Big picture: For more than a decade, employers have overwhelmingly responded to rising health insurance premiums by offering plans with higher deductibles and copays.
- That means health insurance is getting more expensive, even for Americans who get insurance through their jobs.
- But as more and more insured Americans struggle to pay their medical bills, there are signs that employers are maxing out their ability to pass costs on to workers.
- Employers are currently struggling to attract and retain workers.
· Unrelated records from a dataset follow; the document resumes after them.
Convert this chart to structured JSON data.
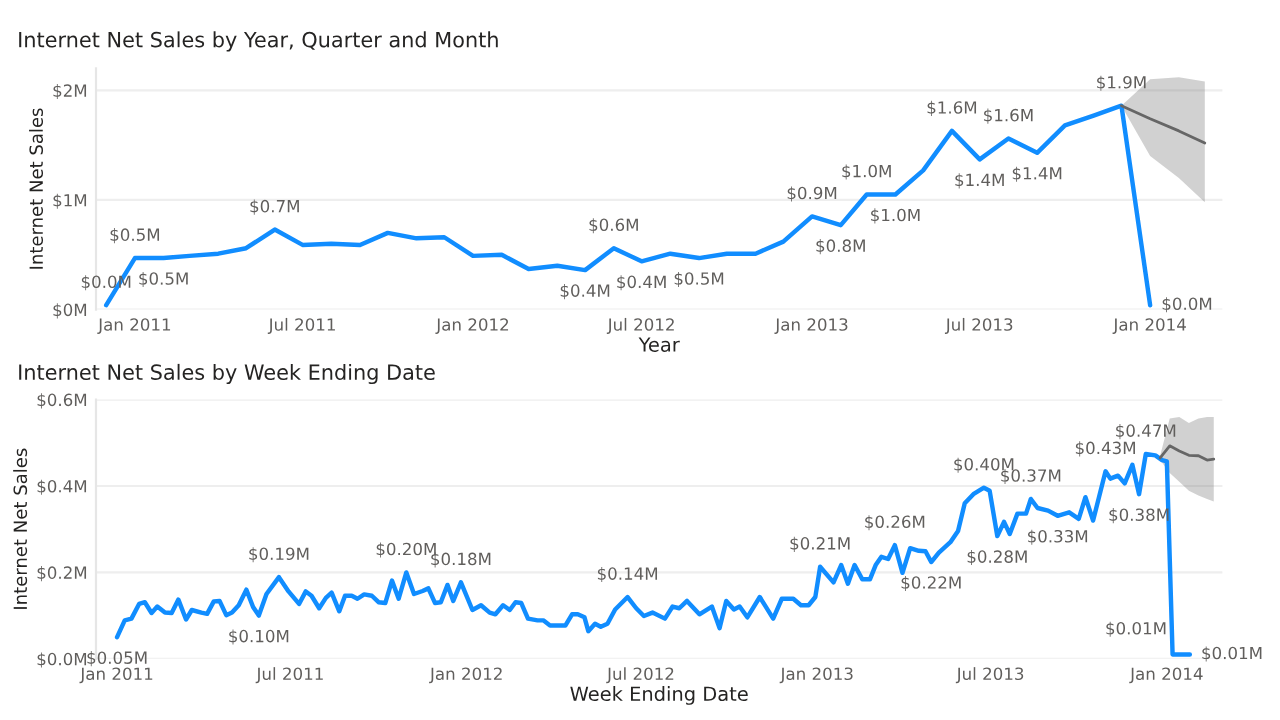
{
  "chart_data": [
    {
      "type": "line",
      "title": "Internet Net Sales by Year, Quarter and Month",
      "xlabel": "Year",
      "ylabel": "Internet Net Sales",
      "xlim": [
        "2010-11-20",
        "2014-03-20"
      ],
      "ylim": [
        0,
        2.2
      ],
      "xticks": [
        {
          "value": "2011-01-01",
          "label": "Jan 2011"
        },
        {
          "value": "2011-07-01",
          "label": "Jul 2011"
        },
        {
          "value": "2012-01-01",
          "label": "Jan 2012"
        },
        {
          "value": "2012-07-01",
          "label": "Jul 2012"
        },
        {
          "value": "2013-01-01",
          "label": "Jan 2013"
        },
        {
          "value": "2013-07-01",
          "label": "Jul 2013"
        },
        {
          "value": "2014-01-01",
          "label": "Jan 2014"
        }
      ],
      "yticks": [
        {
          "value": 0,
          "label": "$0M"
        },
        {
          "value": 1,
          "label": "$1M"
        },
        {
          "value": 2,
          "label": "$2M"
        }
      ],
      "grid": "y",
      "series": [
        {
          "color": "#118dff",
          "x": [
            "2010-12",
            "2011-01",
            "2011-02",
            "2011-03",
            "2011-04",
            "2011-05",
            "2011-06",
            "2011-07",
            "2011-08",
            "2011-09",
            "2011-10",
            "2011-11",
            "2011-12",
            "2012-01",
            "2012-02",
            "2012-03",
            "2012-04",
            "2012-05",
            "2012-06",
            "2012-07",
            "2012-08",
            "2012-09",
            "2012-10",
            "2012-11",
            "2012-12",
            "2013-01",
            "2013-02",
            "2013-03",
            "2013-04",
            "2013-05",
            "2013-06",
            "2013-07",
            "2013-08",
            "2013-09",
            "2013-10",
            "2013-11",
            "2013-12",
            "2014-01"
          ],
          "values": [
            0.04,
            0.47,
            0.47,
            0.49,
            0.51,
            0.56,
            0.73,
            0.59,
            0.6,
            0.59,
            0.7,
            0.65,
            0.66,
            0.49,
            0.5,
            0.37,
            0.4,
            0.36,
            0.56,
            0.44,
            0.51,
            0.47,
            0.51,
            0.51,
            0.62,
            0.85,
            0.77,
            1.05,
            1.05,
            1.27,
            1.63,
            1.37,
            1.56,
            1.43,
            1.68,
            1.77,
            1.86,
            0.04
          ],
          "value_labels": [
            "$0.0M",
            "$0.5M",
            "$0.5M",
            null,
            null,
            null,
            "$0.7M",
            null,
            null,
            null,
            null,
            null,
            null,
            null,
            null,
            null,
            null,
            "$0.4M",
            "$0.6M",
            "$0.4M",
            null,
            "$0.5M",
            null,
            null,
            null,
            "$0.9M",
            "$0.8M",
            "$1.0M",
            "$1.0M",
            null,
            "$1.6M",
            "$1.4M",
            "$1.6M",
            "$1.4M",
            null,
            null,
            "$1.9M",
            "$0.0M"
          ]
        },
        {
          "color": "#666666",
          "x": [
            "2013-12",
            "2014-01",
            "2014-02",
            "2014-03"
          ],
          "values": [
            1.86,
            1.74,
            1.63,
            1.52
          ],
          "lower": [
            1.86,
            1.4,
            1.2,
            0.98
          ],
          "upper": [
            1.86,
            2.1,
            2.12,
            2.08
          ]
        }
      ]
    },
    {
      "type": "line",
      "title": "Internet Net Sales by Week Ending Date",
      "xlabel": "Week Ending Date",
      "ylabel": "Internet Net Sales",
      "xlim": [
        "2010-12-10",
        "2014-02-28"
      ],
      "ylim": [
        0,
        0.6
      ],
      "xticks": [
        {
          "value": "2011-01-01",
          "label": "Jan 2011"
        },
        {
          "value": "2011-07-01",
          "label": "Jul 2011"
        },
        {
          "value": "2012-01-01",
          "label": "Jan 2012"
        },
        {
          "value": "2012-07-01",
          "label": "Jul 2012"
        },
        {
          "value": "2013-01-01",
          "label": "Jan 2013"
        },
        {
          "value": "2013-07-01",
          "label": "Jul 2013"
        },
        {
          "value": "2014-01-01",
          "label": "Jan 2014"
        }
      ],
      "yticks": [
        {
          "value": 0,
          "label": "$0.0M"
        },
        {
          "value": 0.2,
          "label": "$0.2M"
        },
        {
          "value": 0.4,
          "label": "$0.4M"
        },
        {
          "value": 0.6,
          "label": "$0.6M"
        }
      ],
      "grid": "y",
      "series": [
        {
          "color": "#118dff",
          "x": [
            "2011-01-01",
            "2011-01-09",
            "2011-01-16",
            "2011-01-24",
            "2011-01-30",
            "2011-02-06",
            "2011-02-12",
            "2011-02-20",
            "2011-02-27",
            "2011-03-06",
            "2011-03-14",
            "2011-03-20",
            "2011-03-30",
            "2011-04-05",
            "2011-04-12",
            "2011-04-18",
            "2011-04-25",
            "2011-05-01",
            "2011-05-08",
            "2011-05-16",
            "2011-05-23",
            "2011-05-29",
            "2011-06-06",
            "2011-06-19",
            "2011-06-29",
            "2011-07-10",
            "2011-07-17",
            "2011-07-23",
            "2011-07-31",
            "2011-08-07",
            "2011-08-13",
            "2011-08-21",
            "2011-08-27",
            "2011-09-03",
            "2011-09-09",
            "2011-09-16",
            "2011-09-24",
            "2011-10-01",
            "2011-10-08",
            "2011-10-15",
            "2011-10-22",
            "2011-10-30",
            "2011-11-07",
            "2011-11-16",
            "2011-11-22",
            "2011-11-29",
            "2011-12-05",
            "2011-12-12",
            "2011-12-18",
            "2011-12-26",
            "2012-01-07",
            "2012-01-16",
            "2012-01-25",
            "2012-01-31",
            "2012-02-08",
            "2012-02-15",
            "2012-02-21",
            "2012-02-27",
            "2012-03-05",
            "2012-03-15",
            "2012-03-21",
            "2012-03-28",
            "2012-04-07",
            "2012-04-13",
            "2012-04-20",
            "2012-04-26",
            "2012-05-03",
            "2012-05-07",
            "2012-05-14",
            "2012-05-20",
            "2012-05-27",
            "2012-06-04",
            "2012-06-17",
            "2012-06-26",
            "2012-07-04",
            "2012-07-13",
            "2012-07-26",
            "2012-08-03",
            "2012-08-10",
            "2012-08-18",
            "2012-08-31",
            "2012-09-13",
            "2012-09-21",
            "2012-09-28",
            "2012-10-06",
            "2012-10-12",
            "2012-10-20",
            "2012-11-02",
            "2012-11-16",
            "2012-11-25",
            "2012-12-07",
            "2012-12-15",
            "2012-12-23",
            "2012-12-30",
            "2013-01-04",
            "2013-01-18",
            "2013-01-26",
            "2013-02-02",
            "2013-02-09",
            "2013-02-17",
            "2013-02-25",
            "2013-03-03",
            "2013-03-09",
            "2013-03-16",
            "2013-03-23",
            "2013-03-31",
            "2013-04-08",
            "2013-04-17",
            "2013-04-24",
            "2013-04-30",
            "2013-05-08",
            "2013-05-20",
            "2013-05-28",
            "2013-06-04",
            "2013-06-13",
            "2013-06-24",
            "2013-06-30",
            "2013-07-08",
            "2013-07-15",
            "2013-07-21",
            "2013-07-29",
            "2013-08-07",
            "2013-08-12",
            "2013-08-19",
            "2013-08-30",
            "2013-09-09",
            "2013-09-21",
            "2013-10-01",
            "2013-10-08",
            "2013-10-16",
            "2013-10-29",
            "2013-11-03",
            "2013-11-11",
            "2013-11-18",
            "2013-11-26",
            "2013-12-03",
            "2013-12-10",
            "2013-12-20",
            "2013-12-27",
            "2014-01-01",
            "2014-01-07",
            "2014-01-25"
          ],
          "values": [
            0.05,
            0.089,
            0.093,
            0.127,
            0.131,
            0.106,
            0.121,
            0.107,
            0.106,
            0.137,
            0.091,
            0.113,
            0.107,
            0.104,
            0.133,
            0.134,
            0.101,
            0.107,
            0.124,
            0.16,
            0.12,
            0.1,
            0.15,
            0.189,
            0.156,
            0.127,
            0.156,
            0.146,
            0.117,
            0.141,
            0.153,
            0.11,
            0.146,
            0.146,
            0.139,
            0.149,
            0.146,
            0.131,
            0.129,
            0.181,
            0.139,
            0.2,
            0.15,
            0.157,
            0.163,
            0.129,
            0.131,
            0.171,
            0.134,
            0.177,
            0.113,
            0.124,
            0.107,
            0.103,
            0.124,
            0.113,
            0.131,
            0.129,
            0.093,
            0.089,
            0.089,
            0.077,
            0.077,
            0.077,
            0.103,
            0.103,
            0.096,
            0.064,
            0.081,
            0.074,
            0.081,
            0.114,
            0.143,
            0.117,
            0.099,
            0.107,
            0.093,
            0.121,
            0.117,
            0.134,
            0.103,
            0.121,
            0.071,
            0.134,
            0.114,
            0.121,
            0.096,
            0.143,
            0.093,
            0.139,
            0.139,
            0.124,
            0.124,
            0.143,
            0.213,
            0.177,
            0.217,
            0.174,
            0.217,
            0.184,
            0.184,
            0.217,
            0.236,
            0.231,
            0.263,
            0.199,
            0.256,
            0.25,
            0.249,
            0.224,
            0.246,
            0.27,
            0.296,
            0.36,
            0.381,
            0.396,
            0.389,
            0.284,
            0.317,
            0.289,
            0.336,
            0.336,
            0.37,
            0.349,
            0.343,
            0.331,
            0.339,
            0.324,
            0.374,
            0.32,
            0.434,
            0.417,
            0.424,
            0.406,
            0.449,
            0.381,
            0.474,
            0.471,
            0.46,
            0.457,
            0.01,
            0.01
          ],
          "value_labels": [
            "$0.05M",
            null,
            null,
            null,
            null,
            null,
            null,
            null,
            null,
            null,
            null,
            null,
            null,
            null,
            null,
            null,
            null,
            null,
            null,
            null,
            null,
            "$0.10M",
            null,
            "$0.19M",
            null,
            null,
            null,
            null,
            null,
            null,
            null,
            null,
            null,
            null,
            null,
            null,
            null,
            null,
            null,
            null,
            null,
            "$0.20M",
            null,
            null,
            null,
            null,
            null,
            null,
            null,
            "$0.18M",
            null,
            null,
            null,
            null,
            null,
            null,
            null,
            null,
            null,
            null,
            null,
            null,
            null,
            null,
            null,
            null,
            null,
            null,
            null,
            null,
            null,
            null,
            "$0.14M",
            null,
            null,
            null,
            null,
            null,
            null,
            null,
            null,
            null,
            null,
            null,
            null,
            null,
            null,
            null,
            null,
            null,
            null,
            null,
            null,
            null,
            "$0.21M",
            null,
            null,
            null,
            null,
            null,
            null,
            null,
            null,
            null,
            "$0.26M",
            null,
            null,
            null,
            null,
            "$0.22M",
            null,
            null,
            null,
            null,
            null,
            "$0.40M",
            null,
            "$0.28M",
            null,
            null,
            null,
            null,
            "$0.37M",
            null,
            null,
            "$0.33M",
            null,
            null,
            null,
            null,
            "$0.43M",
            null,
            null,
            null,
            null,
            "$0.38M",
            "$0.47M",
            null,
            null,
            null,
            "$0.01M",
            "$0.01M"
          ]
        },
        {
          "color": "#666666",
          "x": [
            "2013-12-25",
            "2014-01-04",
            "2014-01-14",
            "2014-01-24",
            "2014-02-03",
            "2014-02-12",
            "2014-02-19"
          ],
          "values": [
            0.465,
            0.493,
            0.481,
            0.471,
            0.47,
            0.46,
            0.462
          ],
          "lower": [
            0.46,
            0.43,
            0.41,
            0.389,
            0.378,
            0.37,
            0.364
          ],
          "upper": [
            0.47,
            0.556,
            0.56,
            0.546,
            0.556,
            0.56,
            0.56
          ]
        }
      ]
    }
  ]
}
That means workers may be even more reluctant to devalue the health benefits they provide.
What we see: Whether employer premium hikes will be politically weaponized ahead of the midterm elections.
- There are signs that Republicans will try to tie them to overall inflation, which Republicans see as a winning attack on Democrats.
- “Food, housing and even health insurance prices are very high, but the Biden administration last month offered generous subsidies to the wealthy, ranging from electric cars to Obamacare,” said the House methodology. Ranked Texas’ Kevin Brady said recently.
Yes, but: If Congress doesn’t extend the boost to subsidies, it may not be as easy to link Democrats to higher workplace compensation rates as the cost of the Affordable Care Act will go up.
- “The ACA is the result of Democratic domestic policy over the last decade, and Republicans would have pointed to the huge premium increases as a failure of Obamacare,” Levitt said. “Neither Democrats nor Republicans are making serious moves to improve the affordability of people receiving employer health insurance benefits.”